I am trying to switch to Simple Injector Dependency Injection framework as I am impressed with its speed.
private static void RegisterServices(Container container)
{
container.RegisterPerWebRequest<IDbContext, DbContext1>();
////container.RegisterPerWebRequest<IDbContext, DbContext2>();
container.RegisterPerWebRequest<IUnitOfWork, UnitOfWork>();
container.RegisterPerWebRequest<IColourRepository, ColourRepository>();
where DbContext1 and DbContext2 inherit from a BaseDbContext class
public class BaseDbContext<TContext> : DbContext, IDbContext where TContext : DbContext
which implements a rather simple IDbContext interface (like the many offered on SO), e.g:
public interface IDbContext
{
IQueryable<TEntity> Find<TEntity>() where TEntity : class;
DbSet<TEntity> Set<TEntity>() where TEntity : class;
int SaveChanges();
void Dispose();
}
If I use just a single DbContext class, it works fine - repositories get injected, data pulled etc.
However, I'd also like to use bounded contexts with a smaller number of DbSets in each of them (Shrink EF Models with DDD Bounded Contexts) as my Code-First DbContext would otherwise include hundreds of classes
private static void RegisterServices(Container container)
{
container.RegisterPerWebRequest<IDbContext, DbContext1>();
container.RegisterPerWebRequest<IDbContext, DbContext2>();
container.RegisterPerWebRequest<IUnitOfWork, UnitOfWork>();
container.RegisterPerWebRequest<IColourRepository, ColourRepository>();
Then I get an exception:
System.InvalidOperationException was unhandled by user code
HResult=-2146233079
Message=Type IDbContext has already been registered and the container is currently not configured to allow overriding registrations.

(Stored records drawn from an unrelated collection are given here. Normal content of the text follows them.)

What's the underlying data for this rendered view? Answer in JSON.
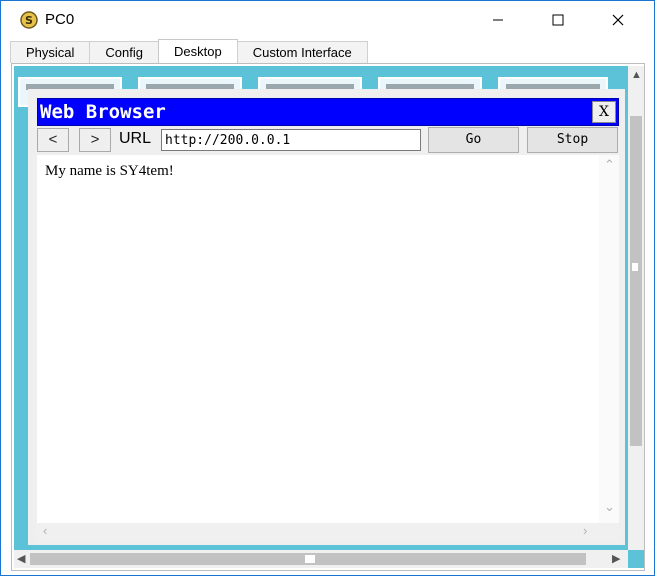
{
  "window": {
    "title": "PC0",
    "icon": "pc-app-icon"
  },
  "tabs": [
    {
      "label": "Physical"
    },
    {
      "label": "Config"
    },
    {
      "label": "Desktop",
      "active": true
    },
    {
      "label": "Custom Interface"
    }
  ],
  "browser": {
    "title": "Web Browser",
    "close_label": "X",
    "back_label": "<",
    "forward_label": ">",
    "url_label": "URL",
    "url_value": "http://200.0.0.1",
    "go_label": "Go",
    "stop_label": "Stop",
    "content_text": "My name is SY4tem!"
  },
  "colors": {
    "title_bar": "#0000ff",
    "desktop_bg": "#5cc2d7",
    "window_border": "#1a75d2"
  }
}
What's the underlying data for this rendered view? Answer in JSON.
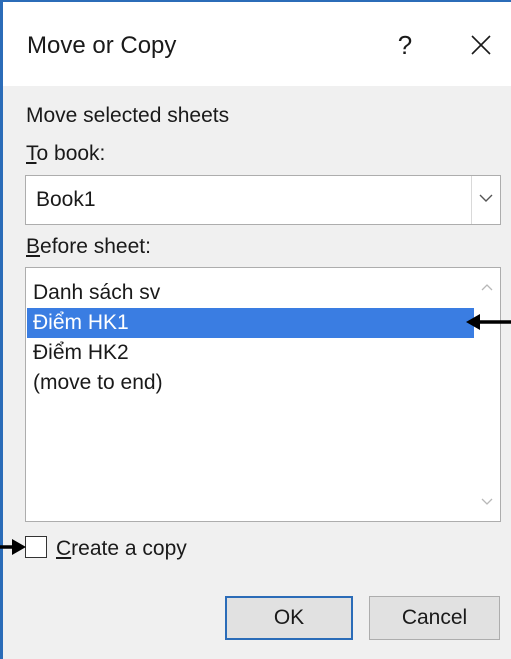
{
  "dialog": {
    "title": "Move or Copy",
    "help_label": "?",
    "close_icon": "close-icon"
  },
  "section_label": "Move selected sheets",
  "to_book": {
    "label_access_key": "T",
    "label_rest": "o book:",
    "selected_value": "Book1",
    "dropdown_icon": "chevron-down-icon"
  },
  "before_sheet": {
    "label_access_key": "B",
    "label_rest": "efore sheet:",
    "items": [
      {
        "label": "Danh sách sv",
        "selected": false
      },
      {
        "label": "Điểm HK1",
        "selected": true
      },
      {
        "label": "Điểm HK2",
        "selected": false
      },
      {
        "label": "(move to end)",
        "selected": false
      }
    ]
  },
  "create_copy": {
    "label_access_key": "C",
    "label_rest": "reate a copy",
    "checked": false
  },
  "buttons": {
    "ok": "OK",
    "cancel": "Cancel"
  },
  "colors": {
    "selection": "#3a7de2",
    "window_border": "#2b6cb8",
    "annotation_arrow": "#000000"
  }
}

To allow overriding the current registration, please set the Container.Options.AllowOverridingRegistrations to true.
Source=SimpleInjector
StackTrace:
at SimpleInjector.Container.ThrowWhenTypeAlreadyRegistered(Type type)
at SimpleInjector.Container.AddRegistration(Type serviceType, Registration registration)
at SimpleInjector.Container.Register[TService,TImplementation](Lifestyle lifestyle, String serviceTypeParamName, String implementationTypeParamName)
at SimpleInjector.Container.Register[TService,TImplementation](Lifestyle lifestyle)
at SimpleInjector.SimpleInjectorWebExtensions.RegisterPerWebRequest[TService,TImplementation](Container container)
If I follow the suggestion:
container.Options.AllowOverridingRegistrations = true;
then DbContext2 seems to override DbContext1, e.g. DbSet "Colour" is in DbContext1 and it is not accessible any more:
Additional information: The entity type Colour is not part of the model for the current context.
How should I use Simple Injector and bounded DbContexts together?
[UPDATE]
The DbContexts are no used in controllers directly, they are dependencies of repositories which Simple Injector should be able to initialise in constructors
public class ColoursController : ApiController
{
private readonly IColourRepository _repository;
private readonly ModelFactory _modelFactory;
public ColoursController(IColourRepository repository)
{
_repository = repository;
_modelFactory = new ModelFactory();
}
where
public class ColourRepository : Repository<Colour>, IColourRepository
{
public ColourRepository(IDbContext context) : base(context) { }
ColourRepository expects a concrete implementation of DbContext1, but some other repository would need DbContext2 (with a different set of entities)
I do not see the reason why it is impossible to use IDbContext interface (or a base type) for both DbContext1 and DbContext2.
Unity can do it:
container.RegisterType<IDbContext, NorthwindContext>(new PerRequestLifetimeManager(), "NorthwindContext");
container.RegisterType<IDbContext, NorthwindCustomerContext>(new PerRequestLifetimeManager(), "NorthwindCustomerContext");
Ninject can do it.
Simple Injector mentions CompositeLogger - maybe that one could do the trick?